フラッシュのように一瞬で表れては消え去る微妙な表情、微表情。このブログでは、微表情、表情、顔を始めとした非言語コミュニケーションの研究や実例から「空気を読む」を科学します、「空気」に色をつけていきます。

Lie to meから学べる表情学5

 

今回はLie to meから学べる表情学の第5回目です。

本日取り上げる話題は、Lie to meエピソードⅠ第1話のあるシーンです。

 

始まりから23分くらいのシーンでジリアンがある政治家に特定の日の出来事について

質問しています。その後、

 

「その日の出来事を逆から順に描写して下さい。」

 

という質問をしています。

つまり夜から朝にかけて時系列を逆にして描写するように指示しております。

 

これにはどんな意図があるのでしょうか。

 

実はこの質問方法は特定の日の出来事に関してウソをついているかいないかを推定するためのもので、ウソ検知に有効な質問方法として科学的な裏付けのあるものなのです(Vrijiら、2012)。

 

近年のウソ検知の科学は、単にウソをついたときに漏洩するー微動作や微表情、言い間違えや論理不整合性などー感情的もしくは認知的手掛かりが容疑者から表出するのをただ待つのではなく、質問の仕方を工夫することでさらにそれらウソの手掛かりを検知しやすいようにできないだろうか、と言う観点から研究が進められています。

 

ウソをつくことは、感情的にも認知的にも負担のかかる行為です。

質問方法を工夫することでさらにその負担を高めようとする試みがなされているのですね。

 

その中の一つが、時系列を逆に描写させるという方法なのです。

 

普通、ウソつきは時系列を順番に描写するリハーサルはしているものですが、逆に描写するリハーサルはしていないものです。
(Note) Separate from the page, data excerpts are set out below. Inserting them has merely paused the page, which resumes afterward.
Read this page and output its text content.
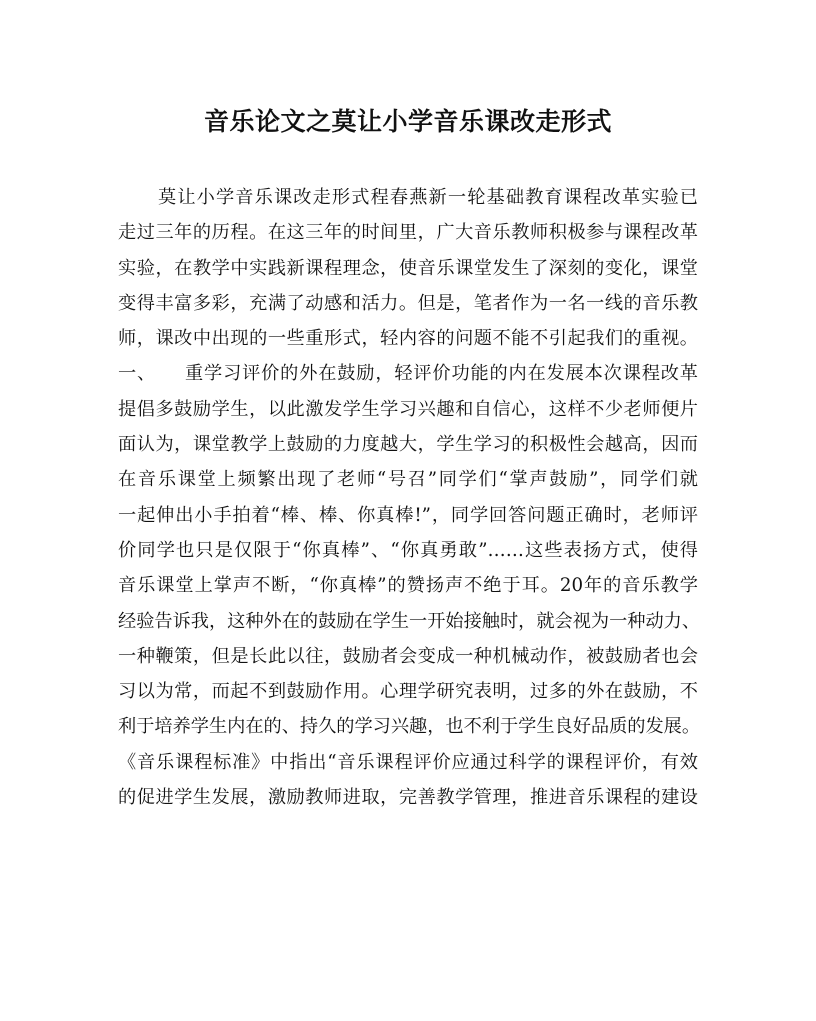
音乐论文之莫让小学音乐课改走形式
莫让小学音乐课改走形式程春燕新一轮基础教育课程改革实验已
走过三年的历程。在这三年的时间里，广大音乐教师积极参与课程改革
实验，在教学中实践新课程理念，使音乐课堂发生了深刻的变化，课堂
变得丰富多彩，充满了动感和活力。但是，笔者作为一名一线的音乐教
师，课改中出现的一些重形式，轻内容的问题不能不引起我们的重视。
一、　　重学习评价的外在鼓励，轻评价功能的内在发展本次课程改革
提倡多鼓励学生，以此激发学生学习兴趣和自信心，这样不少老师便片
面认为，课堂教学上鼓励的力度越大，学生学习的积极性会越高，因而
在音乐课堂上频繁出现了老师“号召”同学们“掌声鼓励”，同学们就
一起伸出小手拍着“棒、棒、你真棒!”，同学回答问题正确时，老师评
价同学也只是仅限于“你真棒”、“你真勇敢”……这些表扬方式，使得
音乐课堂上掌声不断，“你真棒”的赞扬声不绝于耳。20年的音乐教学
经验告诉我，这种外在的鼓励在学生一开始接触时，就会视为一种动力、
一种鞭策，但是长此以往，鼓励者会变成一种机械动作，被鼓励者也会
习以为常，而起不到鼓励作用。心理学研究表明，过多的外在鼓励，不
利于培养学生内在的、持久的学习兴趣，也不利于学生良好品质的发展。
《音乐课程标准》中指出“音乐课程评价应通过科学的课程评价，有效
的促进学生发展，激励教师进取，完善教学管理，推进音乐课程的建设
したがって、真実を述べている人よりもウソつきは時系列を逆に説明するとなると認知的負担が重くなり、その間、様々なウソの徴候を漏洩させるのです。

 

Lie to me、何度見てもこの作り込み様に惚れてしまいます。

こんな科学に忠実なドラマを日本でも是非制作して欲しいです。

 

そう言えば、フジテレビでやっていたガリレオが科学に忠実でしたね。

 

それでは最後に私の好きなLie to meのテーマ曲とともにお別れしましょう。

See you next week!

 

 

 

清水建二

参考文献

Vrij, Aldert, Leal, Sharon, Mann, Samantha and Fisher, R. (2012) Imposing cognitive load to elicit cues to deceit : inducing the reverse order technique naturally. Psychology, Crime & Law, 18 (6). pp. 579-594.